Location
- 4103 W Slaughter Lane Austin, Texas United States 30°11′13″N 97°51′22″W﻿ / ﻿30.187°N 97.856°W

Information
- Type: public
- Established: 1988; 38 years ago
- School district: Austin Independent School District
- Principal: Brad Lancaster
- Staff: 143.93 (FTE)
- Grades: 9–12
- Enrollment: 2,869 (2025–2026)
- Student to teacher ratio: 18,71
- Campus: 160 acres
- Colors: Black, Red, Silver
- Athletics conference: UIL Class 6A
- Mascot: Bulldogs
- Website: bowie.austinschools.org

= Bowie High School (Austin, Texas) =

James Bowie High School is a public high school in the southwest region of Austin, Texas.
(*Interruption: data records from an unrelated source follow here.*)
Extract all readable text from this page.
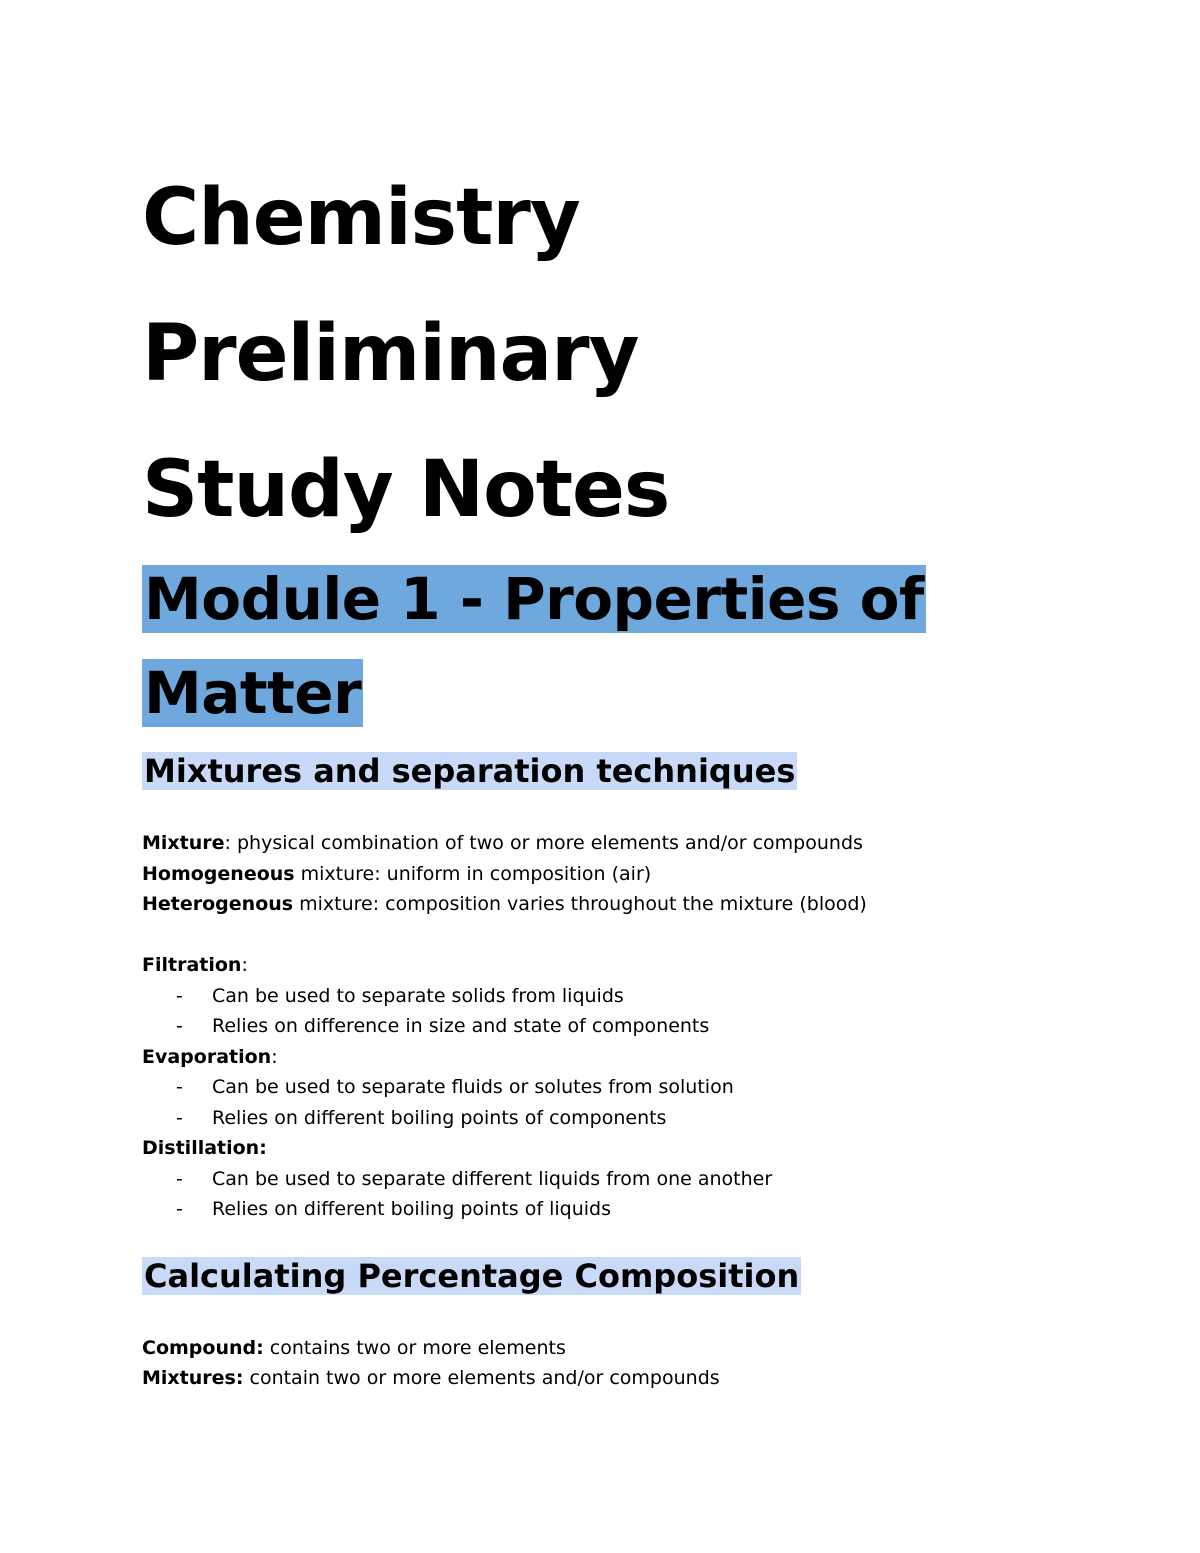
Chemistry
Preliminary
Study Notes
Module 1 - Properties of
Matter
Mixtures and separation techniques
Mixture: physical combination of two or more elements and/or compounds
Homogeneous mixture: uniform in composition (air)
Heterogenous mixture: composition varies throughout the mixture (blood)
Filtration:
- Can be used to separate solids from liquids
- Relies on difference in size and state of components
Evaporation:
- Can be used to separate fluids or solutes from solution
- Relies on different boiling points of components
Distillation:
- Can be used to separate different liquids from one another
- Relies on different boiling points of liquids
Calculating Percentage Composition
Compound: contains two or more elements
Mixtures: contain two or more elements and/or compounds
It is named after James Bowie, a prominent figure in Texan History who played a role in the Texas Revolution and gained recognition for his actions in the Battle of the Alamo. With 2,875 students, James Bowie High School is the largest school within the Austin Independent School District and the fourth largest secondary school in Central Texas. The school was established in 1988 on 60 acre of land donated to the school district by Circle C Ranch, which again in 2011 donated 100 acre for athletic purposes.

==Academics==
Bowie was named a National Blue Ribbon School in 1992-93. Other awards include 2002 "Exemplary" School of Excellence by Texas Education Agency, 2002 "Gold Performance Acknowledgments" by Texas Education Agency, 2002 5 Star High School by Texas Monthly & National Center for Educational Accountability, and 2004 Recognized High School by Texas Education Agency. Children at Risk ranked Bowie the #8 public high school in Austin in 2012.

==Notable people==
- Twins Marcus and Michael Griffin, former NFL players.
- Stephen Randolph, former MLB and NPB baseball player.